Cutinho Joel, Chang Boyce S, Oyola-Reynoso Stephanie, Chen Jiahao, Akhter S Sabrina, Tevis Ian D, Bello Nelson J, Martin Andrew, Foster Michelle C, Thuo Martin M
Department of Materials Science and Engineering , Iowa State University , 2220 Hoover Hall , Ames , Iowa 50011 , United States.
Microelectronics Research Center , Iowa State University , 133 Applied Sciences Complex I, 1925 Scholl Road , Ames , Iowa 50011 , United States.
ACS Nano. 2018 May 22;12(5):4744-4753. doi: 10.1021/acsnano.8b01438. Epub 2018 Apr 16.
Droplets capture an environment-dictated equilibrium state of a liquid material. Equilibrium, however, often necessitates nanoscale interface organization, especially with formation of a passivating layer. Herein, we demonstrate that this kinetics-driven organization may predispose a material to autonomous thermal-oxidative composition inversion (TOCI) and texture reconfiguration under felicitous choice of trigger. We exploit inherent structural complexity, differential reactivity, and metastability of the ultrathin (∼0.7-3 nm) passivating oxide layer on eutectic gallium-indium (EGaIn, 75.5% Ga, 24.5% In w/w) core-shell particles to illustrate this approach to surface engineering. Two tiers of texture can be produced after ca. 15 min of heating, with the first evolution showing crumpling, while the second is a particulate growth above the first uniform texture. The formation of tier 1 texture occurs primarily because of diffusion-driven oxide buildup, which, as expected, increases stiffness of the oxide layer. The surface of this tier is rich in Ga, akin to the ambient formed passivating oxide. Tier 2 occurs at higher temperature because of thermally triggered fracture of the now thick and stiff oxide shell.
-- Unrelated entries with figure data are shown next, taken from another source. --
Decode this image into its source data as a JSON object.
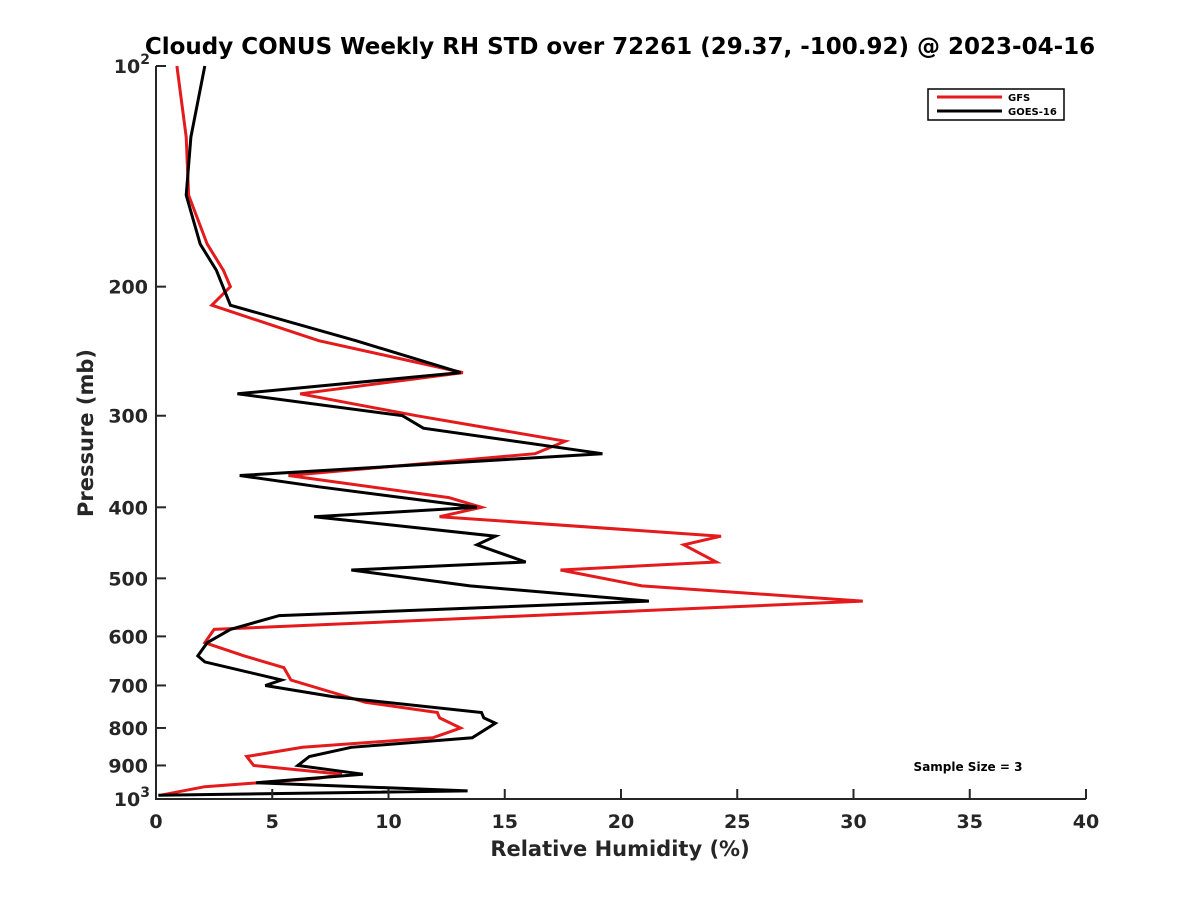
{
  "chart_data": {
    "type": "line",
    "title": "Cloudy CONUS Weekly RH STD over 72261 (29.37, -100.92) @ 2023-04-16",
    "xlabel": "Relative Humidity (%)",
    "ylabel": "Pressure (mb)",
    "xlim": [
      0,
      40
    ],
    "ylim": [
      100,
      1000
    ],
    "y_scale": "log",
    "y_reversed": true,
    "x_ticks": [
      "0",
      "5",
      "10",
      "15",
      "20",
      "25",
      "30",
      "35",
      "40"
    ],
    "y_ticks": [
      {
        "value": 100,
        "base": "10",
        "exp": "2"
      },
      {
        "value": 200,
        "label": "200"
      },
      {
        "value": 300,
        "label": "300"
      },
      {
        "value": 400,
        "label": "400"
      },
      {
        "value": 500,
        "label": "500"
      },
      {
        "value": 600,
        "label": "600"
      },
      {
        "value": 700,
        "label": "700"
      },
      {
        "value": 800,
        "label": "800"
      },
      {
        "value": 900,
        "label": "900"
      },
      {
        "value": 1000,
        "base": "10",
        "exp": "3"
      }
    ],
    "grid": false,
    "legend_position": "top-right",
    "annotation": "Sample Size = 3",
    "series": [
      {
        "name": "GFS",
        "color": "#e41a1c",
        "points": [
          [
            0.9,
            100
          ],
          [
            1.3,
            125
          ],
          [
            1.4,
            150
          ],
          [
            2.2,
            175
          ],
          [
            2.9,
            190
          ],
          [
            3.2,
            200
          ],
          [
            2.4,
            212
          ],
          [
            7.0,
            237
          ],
          [
            13.2,
            262
          ],
          [
            6.2,
            280
          ],
          [
            11.2,
            300
          ],
          [
            17.6,
            325
          ],
          [
            16.3,
            338
          ],
          [
            5.7,
            362
          ],
          [
            12.6,
            388
          ],
          [
            14.0,
            400
          ],
          [
            12.2,
            412
          ],
          [
            24.3,
            438
          ],
          [
            22.7,
            450
          ],
          [
            24.1,
            475
          ],
          [
            17.4,
            487
          ],
          [
            20.9,
            512
          ],
          [
            30.4,
            537
          ],
          [
            2.5,
            587
          ],
          [
            2.1,
            612
          ],
          [
            3.8,
            638
          ],
          [
            5.5,
            662
          ],
          [
            5.8,
            688
          ],
          [
            9.0,
            738
          ],
          [
            12.1,
            762
          ],
          [
            12.2,
            775
          ],
          [
            13.1,
            800
          ],
          [
            11.9,
            825
          ],
          [
            6.3,
            850
          ],
          [
            3.9,
            875
          ],
          [
            4.2,
            900
          ],
          [
            8.0,
            925
          ],
          [
            7.0,
            937
          ],
          [
            2.1,
            962
          ],
          [
            0.2,
            988
          ]
        ]
      },
      {
        "name": "GOES-16",
        "color": "#000000",
        "points": [
          [
            2.1,
            100
          ],
          [
            1.5,
            125
          ],
          [
            1.3,
            150
          ],
          [
            1.9,
            175
          ],
          [
            2.6,
            190
          ],
          [
            3.2,
            212
          ],
          [
            8.6,
            237
          ],
          [
            13.1,
            262
          ],
          [
            3.5,
            280
          ],
          [
            10.6,
            300
          ],
          [
            11.5,
            312
          ],
          [
            19.2,
            338
          ],
          [
            3.6,
            362
          ],
          [
            7.0,
            375
          ],
          [
            13.8,
            400
          ],
          [
            6.8,
            412
          ],
          [
            14.6,
            438
          ],
          [
            13.8,
            450
          ],
          [
            15.9,
            475
          ],
          [
            8.4,
            487
          ],
          [
            13.5,
            512
          ],
          [
            21.2,
            537
          ],
          [
            5.3,
            562
          ],
          [
            3.2,
            587
          ],
          [
            2.2,
            612
          ],
          [
            1.8,
            638
          ],
          [
            2.1,
            650
          ],
          [
            5.4,
            688
          ],
          [
            4.7,
            700
          ],
          [
            7.6,
            725
          ],
          [
            14.0,
            762
          ],
          [
            14.1,
            775
          ],
          [
            14.6,
            788
          ],
          [
            13.6,
            825
          ],
          [
            8.4,
            850
          ],
          [
            6.6,
            875
          ],
          [
            6.1,
            900
          ],
          [
            8.9,
            925
          ],
          [
            4.3,
            950
          ],
          [
            13.4,
            975
          ],
          [
            0.1,
            988
          ]
        ]
      }
    ]
  }
}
This process leads to inversion in composition of the surface oxide due to higher In content on the tier 2 features. At higher temperatures (≥800 °C), significant changes in composition lead to solidification of the remaining material. Volume change upon oxidation and solidification leads to a hollow structure with a textured surface and faceted core. Controlled thermal treatment of liquid EGaIn therefore leads to tunable surface roughness, composition inversion, increased stiffness in the oxide shell, or a porous solid structure. We infer that this tunability is due to the structure of the passivating oxide layer that is driven by differences in reactivity of Ga and In and requisite enrichment of the less reactive component at the metal-oxide interface.
液滴捕获了由环境决定的液体材料平衡状态。然而,平衡通常需要纳米级界面组织,特别是钝化层的形成。在此,我们证明,在适当选择触发因素的情况下,这种动力学驱动的组织可能使材料易于发生自主热氧化成分反转(TOCI)和纹理重构。我们利用共晶镓铟(EGaIn,75.5% Ga,24.5% In w/w)核壳颗粒上超薄(约0.7 - 3 nm)钝化氧化层的固有结构复杂性、不同反应性和亚稳定性来说明这种表面工程方法。加热约15分钟后可产生两层纹理,第一次演变表现为起皱,而第二次是在第一层均匀纹理之上的颗粒生长。第一层纹理的形成主要是由于扩散驱动的氧化物堆积,正如预期的那样,这增加了氧化层的硬度。这一层的表面富含Ga,类似于在环境中形成的钝化氧化物。第二层在较高温度下出现,是由于现在厚而硬的氧化壳受到热触发断裂。这个过程导致表面氧化物成分反转,因为第二层特征上的In含量更高。在更高温度(≥800 °C)下,成分的显著变化导致剩余材料固化。氧化和固化过程中的体积变化导致形成具有纹理表面和多面核心的中空结构。因此,对液态EGaIn进行可控热处理会导致表面粗糙度可调、成分反转、氧化壳硬度增加或形成多孔固体结构。我们推断这种可调性是由于钝化氧化层的结构,该结构由Ga和In的反应性差异以及金属 - 氧化物界面处反应性较低成分的必要富集驱动。